Alih-alih anti digital, Hayu Ameng justru merasa sangat terbantu dengan kehadiran teknologi digital yang disebutnya sebagai lesatan meteor yang kecepatannya tak terperikan.
Maka, Hayu Ameng pun kerap membuat konten tentang keseruan mereka di media sosial. Agnita Cs mengenalkan berbagai permainan tradisional. “Bersyukur, sosialisasi lewat medsos membuat banyak anak Indonesia yang akhirnya mengenal apa itu perepet jengkol, engklek, bentengan, atau congklak,” terang Agnita.
Eksistensi Hayu Ameng yang intens mengenalkan permainan tradisional, diapresiasi oleh pemerintah daerah setempat. Tak heran apabila tahun lalu Hayu Ameng diberi kesempatan tampil dalam event Asia-Africa Festival 2024.

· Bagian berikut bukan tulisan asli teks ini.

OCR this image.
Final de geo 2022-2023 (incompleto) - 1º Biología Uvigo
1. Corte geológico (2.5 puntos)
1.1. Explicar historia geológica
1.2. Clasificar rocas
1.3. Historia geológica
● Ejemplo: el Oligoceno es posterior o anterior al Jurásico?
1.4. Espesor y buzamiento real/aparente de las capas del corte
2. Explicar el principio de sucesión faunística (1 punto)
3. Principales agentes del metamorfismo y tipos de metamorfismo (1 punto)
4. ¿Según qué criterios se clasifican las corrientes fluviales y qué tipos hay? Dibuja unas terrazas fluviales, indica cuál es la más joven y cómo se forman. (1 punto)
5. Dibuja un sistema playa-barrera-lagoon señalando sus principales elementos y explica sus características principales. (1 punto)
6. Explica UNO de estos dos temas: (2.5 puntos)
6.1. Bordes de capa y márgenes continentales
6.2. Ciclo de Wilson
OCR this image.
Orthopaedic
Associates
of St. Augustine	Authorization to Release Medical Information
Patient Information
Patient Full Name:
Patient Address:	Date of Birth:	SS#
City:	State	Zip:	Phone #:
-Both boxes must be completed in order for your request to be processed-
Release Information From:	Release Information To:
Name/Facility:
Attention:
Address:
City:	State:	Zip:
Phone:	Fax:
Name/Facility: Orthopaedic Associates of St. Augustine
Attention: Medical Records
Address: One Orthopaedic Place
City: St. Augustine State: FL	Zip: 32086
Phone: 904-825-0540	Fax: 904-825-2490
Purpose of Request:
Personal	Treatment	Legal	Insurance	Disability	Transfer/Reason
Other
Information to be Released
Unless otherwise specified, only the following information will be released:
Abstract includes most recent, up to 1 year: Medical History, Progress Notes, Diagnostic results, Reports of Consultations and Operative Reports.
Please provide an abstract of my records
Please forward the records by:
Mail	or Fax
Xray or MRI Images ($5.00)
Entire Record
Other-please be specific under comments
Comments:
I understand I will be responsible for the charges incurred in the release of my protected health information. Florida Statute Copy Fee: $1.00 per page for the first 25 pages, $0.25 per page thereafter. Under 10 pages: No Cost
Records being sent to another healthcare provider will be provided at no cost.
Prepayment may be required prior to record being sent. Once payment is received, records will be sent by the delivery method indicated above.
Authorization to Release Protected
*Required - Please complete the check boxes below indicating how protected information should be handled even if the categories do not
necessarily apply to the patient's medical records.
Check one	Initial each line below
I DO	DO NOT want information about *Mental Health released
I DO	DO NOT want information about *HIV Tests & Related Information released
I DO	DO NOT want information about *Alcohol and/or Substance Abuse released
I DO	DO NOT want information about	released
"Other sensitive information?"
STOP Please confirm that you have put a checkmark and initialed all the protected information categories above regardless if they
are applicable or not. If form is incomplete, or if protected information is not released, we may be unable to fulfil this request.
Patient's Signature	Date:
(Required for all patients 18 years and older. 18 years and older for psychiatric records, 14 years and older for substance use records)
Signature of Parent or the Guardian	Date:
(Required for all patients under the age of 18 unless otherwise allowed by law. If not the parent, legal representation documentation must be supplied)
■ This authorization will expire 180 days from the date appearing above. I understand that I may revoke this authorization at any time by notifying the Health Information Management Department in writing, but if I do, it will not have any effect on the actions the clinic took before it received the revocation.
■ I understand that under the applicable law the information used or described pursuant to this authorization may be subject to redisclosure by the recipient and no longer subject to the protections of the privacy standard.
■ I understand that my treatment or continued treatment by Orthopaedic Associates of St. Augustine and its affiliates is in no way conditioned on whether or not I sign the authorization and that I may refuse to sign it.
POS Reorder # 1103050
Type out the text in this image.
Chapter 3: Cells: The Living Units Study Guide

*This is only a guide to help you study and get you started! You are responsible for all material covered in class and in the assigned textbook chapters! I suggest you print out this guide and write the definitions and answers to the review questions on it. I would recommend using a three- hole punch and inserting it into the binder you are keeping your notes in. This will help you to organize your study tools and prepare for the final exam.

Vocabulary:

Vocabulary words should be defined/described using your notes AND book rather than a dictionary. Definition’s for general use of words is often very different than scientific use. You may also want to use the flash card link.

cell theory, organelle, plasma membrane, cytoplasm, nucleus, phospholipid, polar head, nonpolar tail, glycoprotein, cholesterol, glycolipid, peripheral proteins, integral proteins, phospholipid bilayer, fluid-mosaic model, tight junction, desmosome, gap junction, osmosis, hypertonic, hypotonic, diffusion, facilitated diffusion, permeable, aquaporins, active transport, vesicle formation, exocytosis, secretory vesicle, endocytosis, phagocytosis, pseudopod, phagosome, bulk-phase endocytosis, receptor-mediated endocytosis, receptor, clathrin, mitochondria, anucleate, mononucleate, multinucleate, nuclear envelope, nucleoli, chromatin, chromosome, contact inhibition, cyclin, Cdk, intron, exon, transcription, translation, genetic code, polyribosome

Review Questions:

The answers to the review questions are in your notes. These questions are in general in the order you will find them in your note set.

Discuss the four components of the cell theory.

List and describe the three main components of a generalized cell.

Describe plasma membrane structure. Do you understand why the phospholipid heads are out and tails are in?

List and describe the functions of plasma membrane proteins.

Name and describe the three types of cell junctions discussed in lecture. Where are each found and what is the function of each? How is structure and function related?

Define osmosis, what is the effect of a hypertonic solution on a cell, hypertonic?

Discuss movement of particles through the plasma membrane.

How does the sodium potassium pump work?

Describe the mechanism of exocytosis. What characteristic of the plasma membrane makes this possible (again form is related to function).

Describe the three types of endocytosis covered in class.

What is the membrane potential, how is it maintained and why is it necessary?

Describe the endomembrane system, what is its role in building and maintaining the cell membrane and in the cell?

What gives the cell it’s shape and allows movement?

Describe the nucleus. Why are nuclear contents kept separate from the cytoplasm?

“Lewat perpaduan antara nilai tradisi dan pesatnya teknologi, kami ingin anak-anak Indonesia tidak menjadi korban teknologi, tetapi justru tumbuh menjadi generasi yang melek digital, berkarakter, dan berbudaya. Hayu Ameng ingin menciptakan ruang bermain bagi anak-anak, untuk menyempurnakan dunia digital dengan sentuhan manusia,” paparnya.
Lantas, Agnita mencoba mengajak menyegarkan kembali ingatan kita ihwal sederet fakta dampak negatif yang memiriskan akibat penggunaan gawai yang tak bijak bagi anak.
Jakarta, Juli 2019, RCTI: Bocah berusia usia 9 tahun berinitial V asal Jakarta, mengalami radiasi mata akibat kecanduan gawai. Pada bola matanya tampak bercak merah dan kering. Orang tua V mengatakan, selain terkena radiasi, tampak pula ada perubahan kognitif pada diri anak itu. V jadi sulit berkomunikasi dan cenderung malas.
Gowa, Sulawesi Selatan, November 2020, iNewsTV: Siswi kelas 6 SD berinitial R mengalami kebutaan akibat radiasi. Hasil diagnosa menyatakan, syaraf mata R terluka akibat keseringan menatap layar gawai.
Subang, Jawa Barat, Februari 2021, iNewsTV: Rd, bocah berusia 12 tahun meninggal dunia setelah terkena radiasi yang bersumber dari layar gawai. Hasil diagnosa, siswa kelas 1 SMP ini terpapar radiasi yang memicu kelumpuhan syaraf. Awalnya Rd merasa pusing, lemas, dan tak bisa menggerakkan tangan dan kakinya. Setelah keluar masuk rumah sakit, akhirnya nyawa bocah itu tak tertolong.
Jember, Jawa Timur, Mei 2024, RCTI: Kakak beradik berinitial E berusia 19 tahun dan S 17 tahun, menjadi penderita orang dalam gangguan jiwa (ODGJ). Lagi-lagi, penyebabnya karena kecanduan gawai.
Kasus-kasus yang terjadi di berbagai daerah tersebut, tak menutup kemungkinan akan kembali terulang di Tanah Air ini. Perlu ada perisai yang mampu menjadi benteng bagi anak-anak dalam penggunaan gawai. Generasi emas ini berhak berada di ruang digital yang aman, ramah dan berkeadilan.